UC Davis saw one of the biggest political showdown in years. With noisy chants and protest signs, in last week, hundreds of activists and students turned out shutting down ultimately the planned talk of provocative conservative Milo Yiannopoulos. As the preparation of Donald Trump goes on for inauguration as Nation’s 45th President on Friday, officials and university students brace for an escalation of political clashes in campus and their presentation of sticky free-speech issues. As an element of his national ‘Dangerous faggot’ tour, Yiannopoulos, scheduled to speak at Cal Poly San Luis Obispo, UC Berkeley and UCLA over the upcoming three weeks, may be radical for the moment but officials of university believe that election of Trump has fortified more voices like his.

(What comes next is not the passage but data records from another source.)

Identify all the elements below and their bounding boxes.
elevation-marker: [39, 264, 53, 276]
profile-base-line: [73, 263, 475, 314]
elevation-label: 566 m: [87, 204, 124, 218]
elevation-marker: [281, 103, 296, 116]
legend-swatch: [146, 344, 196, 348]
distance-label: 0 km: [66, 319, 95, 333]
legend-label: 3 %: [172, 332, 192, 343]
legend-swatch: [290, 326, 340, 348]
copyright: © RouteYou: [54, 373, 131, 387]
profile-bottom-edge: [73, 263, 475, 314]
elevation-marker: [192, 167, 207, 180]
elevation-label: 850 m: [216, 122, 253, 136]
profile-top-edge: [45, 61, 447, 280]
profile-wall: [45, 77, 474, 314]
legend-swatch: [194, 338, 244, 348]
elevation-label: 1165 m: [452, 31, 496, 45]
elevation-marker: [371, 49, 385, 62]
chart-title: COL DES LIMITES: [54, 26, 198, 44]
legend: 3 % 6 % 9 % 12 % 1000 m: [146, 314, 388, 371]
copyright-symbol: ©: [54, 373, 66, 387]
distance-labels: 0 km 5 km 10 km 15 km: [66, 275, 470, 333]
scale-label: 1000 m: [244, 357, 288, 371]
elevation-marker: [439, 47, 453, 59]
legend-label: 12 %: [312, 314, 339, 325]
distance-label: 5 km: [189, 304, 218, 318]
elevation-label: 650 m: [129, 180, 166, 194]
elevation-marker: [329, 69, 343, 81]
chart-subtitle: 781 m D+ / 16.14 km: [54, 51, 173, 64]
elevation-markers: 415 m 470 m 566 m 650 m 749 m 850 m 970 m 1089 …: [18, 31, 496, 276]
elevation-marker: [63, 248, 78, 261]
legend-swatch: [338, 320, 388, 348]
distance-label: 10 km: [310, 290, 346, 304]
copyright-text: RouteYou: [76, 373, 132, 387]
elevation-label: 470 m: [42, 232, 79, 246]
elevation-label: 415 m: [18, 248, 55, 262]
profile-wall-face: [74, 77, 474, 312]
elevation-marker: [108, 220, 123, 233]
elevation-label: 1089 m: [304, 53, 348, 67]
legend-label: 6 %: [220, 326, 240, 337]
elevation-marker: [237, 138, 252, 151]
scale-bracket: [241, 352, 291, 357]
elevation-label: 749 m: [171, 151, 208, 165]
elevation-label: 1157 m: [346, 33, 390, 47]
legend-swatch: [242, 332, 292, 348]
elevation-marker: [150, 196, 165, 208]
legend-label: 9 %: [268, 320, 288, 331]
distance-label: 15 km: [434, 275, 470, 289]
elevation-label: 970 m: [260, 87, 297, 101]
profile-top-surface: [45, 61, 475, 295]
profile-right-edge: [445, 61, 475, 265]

Ralph J. Hexter, Interim Chancellor of UC Davis said that he worries about outside groups using college campuses for staging conflicts intended towards national stage and is struggling for protecting open speech against that field of landmines. The question raised by campus officials is what universities should do about it. The UC system resisted calls regarding cancellation of Yiannopoulos talks. Janet Napolitano, UC President and Board of Regents’ advocacy of tackling offensive speech by ‘more speech’ instead of censorship was included in the ‘Principles Against Intolerance’ which UC Regents approved last year as 10 campus system’s guidelines. To those urging ban on Yiannopoulos, a similar approach is being counselled by campus administrators. Demanding to bar Yiannopoulos, on February 1st, from speaking hundreds of letters from students, faculty and others have been received by administrators, at UC Berkeley, one of them saying that his talks violated code of conduct of UC Berkeley due to his actions of defamation, slander, harassment and hate speech.

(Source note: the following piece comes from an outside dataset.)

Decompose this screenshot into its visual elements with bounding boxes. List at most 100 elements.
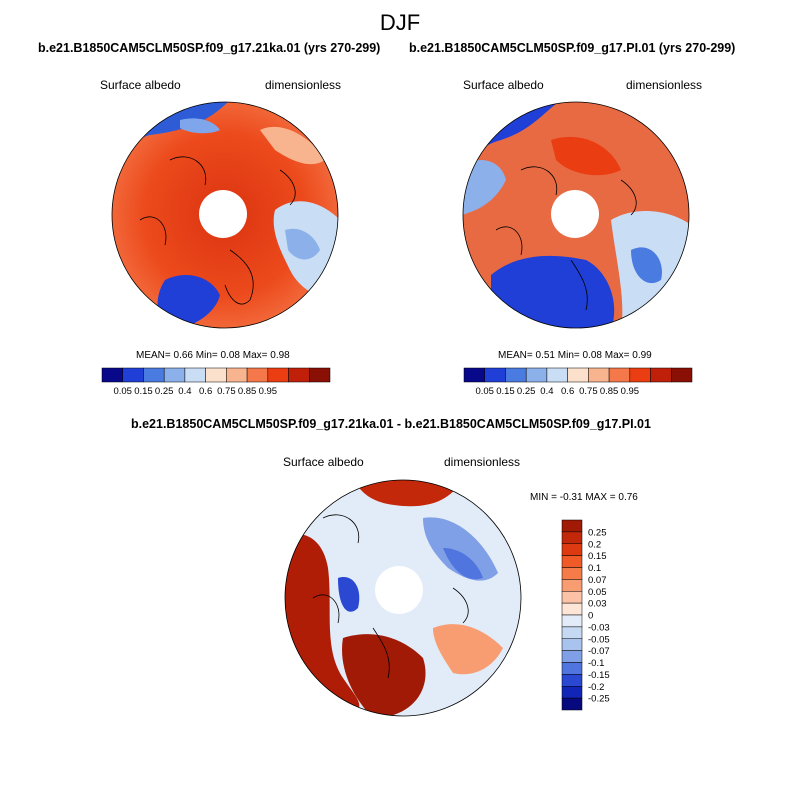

Associate Chancellor, Nils Gilman, said that they would be safeguarding Yiannopoulos’ right for speech like they would do for anyone else. He also said that university officials will be serving as ‘referees who will to maintain a level playing field’ while accommodating Yiannopoulos. At UC Davis, by Sunday, things seemed to be settled down. Studying at an outdoor table, three students said that they monitored protests on social media but did not participate in it.